In geometry, a Schläfli orthoscheme is a type of simplex. They are defined by a sequence of edges ${\displaystyle (v_{0}v_{1}),(v_{1}v_{2}),\dots ,(v_{d-1}v_{d})\,}$ that are mutually orthogonal. These were introduced by Ludwig Schläfli, who called them orthoschemes and studied their volume in the Euclidean, Lobachevsky and the spherical geometry. H. S. M. Coxeter later named them after Schläfli. Schoute studied the theory of orthoschemes which he called polygonometry.[1] J.-P. Sydler and Børge Jessen studied them extensively in connection with Hilbert's third problem.

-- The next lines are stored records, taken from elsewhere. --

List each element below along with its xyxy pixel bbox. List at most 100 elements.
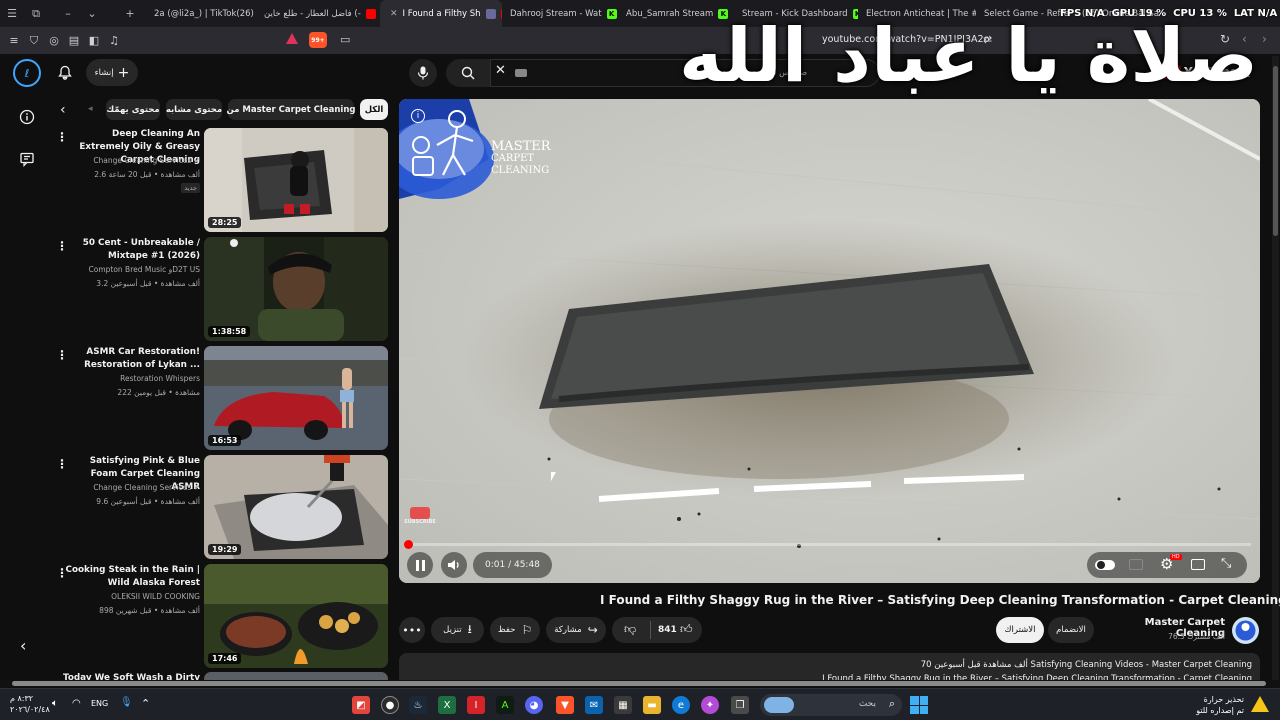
tab-tiktok[interactable]: 2a (@li2a_) | TikTok(26) [146,0,256,27]
store-icon[interactable]: ▦ [614,696,632,714]
windows-start-icon[interactable] [910,696,928,714]
channel-name[interactable]: Compton Bred Music وD2T US [89,265,201,274]
app-colorful-icon[interactable]: ◩ [352,696,370,714]
globe-icon[interactable]: ◎ [44,31,64,51]
chip-all[interactable]: الكل [360,99,388,120]
recommendation-item[interactable]: ⋮ Satisfying Pink & Blue Foam Carpet Cle… [52,455,390,559]
task-view-icon[interactable]: ❐ [731,696,749,714]
system-notice[interactable]: تحذير حرارة تم إصداره للتو [1170,694,1244,716]
save-button[interactable]: حفظ ⚐ [490,617,540,643]
forward-icon[interactable]: › [1262,32,1267,46]
video-thumbnail[interactable]: 28:25 [204,128,388,232]
search-button[interactable] [446,59,490,87]
tab-active-video[interactable]: ✕ I Found a Filthy Sh [380,0,502,27]
subscribe-button[interactable]: الاشتراك [996,617,1044,643]
discord-icon[interactable]: ◕ [525,696,543,714]
theater-mode-icon[interactable] [1191,559,1205,570]
channel-name[interactable]: OLEKSII WILD COOKING [111,592,200,601]
channel-name[interactable]: Change Cleaning Services ✔ [93,156,200,165]
video-thumbnail[interactable]: 19:29 [204,455,388,559]
video-title[interactable]: 50 Cent - Unbreakable / Mixtape #1 (2026… [60,237,200,263]
wifi-icon[interactable]: ◠ [72,698,81,709]
chat-icon[interactable] [13,145,41,173]
chips-scroll-left-icon[interactable]: ‹ [60,102,66,118]
taskbar-search[interactable]: بحث ⌕ [760,694,902,716]
copilot-icon[interactable]: ✦ [701,696,719,714]
autoplay-toggle[interactable] [1095,560,1115,570]
video-info-icon[interactable]: i [411,109,425,123]
volume-button[interactable] [441,552,467,578]
like-icon[interactable]: 👍︎ [680,622,693,637]
video-thumbnail[interactable]: 16:53 [204,346,388,450]
speaker-icon[interactable]: 🔈︎ [52,698,58,709]
music-icon[interactable]: ♫ [104,31,124,51]
obs-icon[interactable]: ● [381,696,399,714]
pause-button[interactable] [407,552,433,578]
channel-avatar[interactable] [1232,617,1259,644]
tab-kick-dahrooj[interactable]: Dahrooj Stream - Wat K [502,0,618,27]
window-icon[interactable]: ⧉ [24,0,48,27]
download-button[interactable]: تنزيل ⭳ [431,617,484,643]
horizontal-scrollbar[interactable] [0,680,1280,687]
brave-browser-icon[interactable]: ▼ [556,696,574,714]
video-player[interactable]: MASTER CARPET CLEANING i SUBSCRIBE 0:01 … [399,99,1260,583]
recommendation-item[interactable]: ⋮ ASMR Car Restoration! Restoration of L… [52,346,390,450]
recommendation-item[interactable]: ⋮ Cooking Steak in the Rain | Wild Alask… [52,564,390,668]
file-explorer-icon[interactable]: ▬ [643,696,661,714]
outlook-icon[interactable]: ✉ [585,696,603,714]
more-actions-icon[interactable]: ••• [399,617,425,643]
warning-triangle-icon[interactable] [286,33,298,44]
progress-bar[interactable] [404,540,1251,549]
video-title[interactable]: ASMR Car Restoration! Restoration of Lyk… [60,346,200,372]
app-a-icon[interactable]: A [496,696,514,714]
chip-recommended[interactable]: محتوى يهمّك [106,99,160,120]
horizontal-scrollbar-thumb[interactable] [12,681,1266,686]
join-button[interactable]: الانضمام [1048,617,1094,643]
subscribe-watermark[interactable]: SUBSCRIBE [404,507,436,529]
dislike-icon[interactable]: 👎︎ [624,622,636,637]
clock[interactable]: ٨:٣٢ م ٢٠٢٦/٠٢/٤٨ [10,693,50,715]
video-title[interactable]: Cooking Steak in the Rain | Wild Alaska … [60,564,201,590]
tabs-icon[interactable]: ▤ [64,31,84,51]
voice-search-mic-icon[interactable] [409,59,437,87]
account-avatar[interactable]: ℓ [13,59,41,87]
browser-menu-icon[interactable]: ☰ [0,0,24,27]
clear-search-icon[interactable]: ✕ [495,63,506,78]
chip-from-channel[interactable]: من Master Carpet Cleaning [227,99,355,120]
progress-scrubber[interactable] [404,540,413,549]
chip-related[interactable]: محتوى مشابه [166,99,222,120]
edge-icon[interactable]: e [672,696,690,714]
brave-shield-badge[interactable]: 99+ [309,32,327,48]
language-indicator[interactable]: ENG [91,699,108,708]
fullscreen-icon[interactable]: ⤡ [1221,556,1231,571]
channel-name[interactable]: Change Cleaning Services ✔ [93,483,200,492]
recommendation-item[interactable]: ⋮ Deep Cleaning An Extremely Oily & Grea… [52,128,390,232]
warning-icon[interactable] [1251,696,1269,712]
tab-youtube-song[interactable]: فاضل العطار - طلع خاين (- [256,0,380,27]
tab-list-chevron-icon[interactable]: ⌄ [80,0,104,27]
share-button[interactable]: مشاركة ↪ [546,617,606,643]
steam-icon[interactable]: ♨ [409,696,427,714]
create-button[interactable]: إنشاء + [86,59,138,86]
sidebar-icon[interactable]: ◧ [84,31,104,51]
video-thumbnail[interactable]: 1:38:58 [204,237,388,341]
microphone-icon[interactable]: 🎙︎ [120,697,133,708]
minimize-icon[interactable]: – [56,0,80,27]
info-icon[interactable] [13,103,41,131]
menu-icon[interactable]: ≡ [4,31,24,51]
keyboard-icon[interactable] [515,69,527,77]
shield-icon[interactable]: ⛉ [24,31,44,51]
app-red-icon[interactable]: Ⅰ [467,696,485,714]
scrollbar-thumb[interactable] [1273,66,1278,236]
video-thumbnail[interactable]: 17:46 [204,564,388,668]
excel-icon[interactable]: X [438,696,456,714]
tray-chevron-icon[interactable]: ⌃ [141,697,150,710]
page-scrollbar[interactable] [1272,56,1279,686]
subtitles-icon[interactable] [1129,559,1143,570]
tab-view-icon[interactable]: ▭ [340,33,350,46]
recommendation-item[interactable]: ⋮ 50 Cent - Unbreakable / Mixtape #1 (20… [52,237,390,341]
collapse-chevron-icon[interactable]: ‹ [20,636,26,655]
close-tab-icon[interactable]: ✕ [390,9,398,19]
new-tab-icon[interactable]: + [118,0,142,27]
channel-name[interactable]: Restoration Whispers [120,374,200,383]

Orthoschemes, also called path-simplices in the applied mathematics literature, are a special case of a more general class of simplices studied by Fiedler,[2] and later rediscovered by Coxeter.[3] These simplices are the convex hulls of trees in which all edges are mutually perpendicular. In an orthoscheme, the underlying tree is a path.

In three dimensions, an orthoscheme is also called a birectangular tetrahedron (because its path makes two right angles at vertices each having two right angles) or a quadrirectangular tetrahedron (because it contains four right angles).[4]

Properties

A cube dissected into six orthoschemes.
• All 2-faces are right triangles.
• All facets of a d-dimensional orthoscheme are (d − 1)-dimensional orthoschemes.
• The midpoint of the longest edge is the center of the circumscribed sphere.
• The case when ${\displaystyle |v_{0}v_{1}|=|v_{1}v_{2}|=\cdots =|v_{d-1}v_{d}|}$ is a generalized Hill tetrahedron.
• In 3- and 4-dimensional Euclidean space, every convex polytope is scissor congruent to an orthoscheme.
• Every hypercube in d-dimensional space can be dissected into d! congruent orthoschemes. A similar dissection into the same number of orthoschemes applies more generally to every hyperrectangle but in this case the orthoschemes may not be congruent.
• Every orthoscheme can be trisected into three smaller orthoschemes.[1]
• In 3-dimensional hyperbolic and spherical spaces, the volume of orthoschemes can be expressed in terms of the Lobachevsky function, or in terms of dilogarithms.[5]
• The ${\displaystyle d}$ dihedral angles that are disjoint from edges of the path have acute angles; the remaining ${\displaystyle {\tbinom {d}{2}}}$ dihedral angles are all right angles.[3]

Dissection into orthoschemes

Hugo Hadwiger conjectured in 1956 that every simplex can be dissected into finitely many orthoschemes.[6] The conjecture has been proven in spaces of five or fewer dimensions,[7] but remains unsolved in higher dimensions.[8]

Hadwiger's conjecture implies that every convex polytope can be dissected into orthoschemes. Coxeter identifies various orthoschemes as the characteristic simplexes of the polytopes they generate by reflections.[9]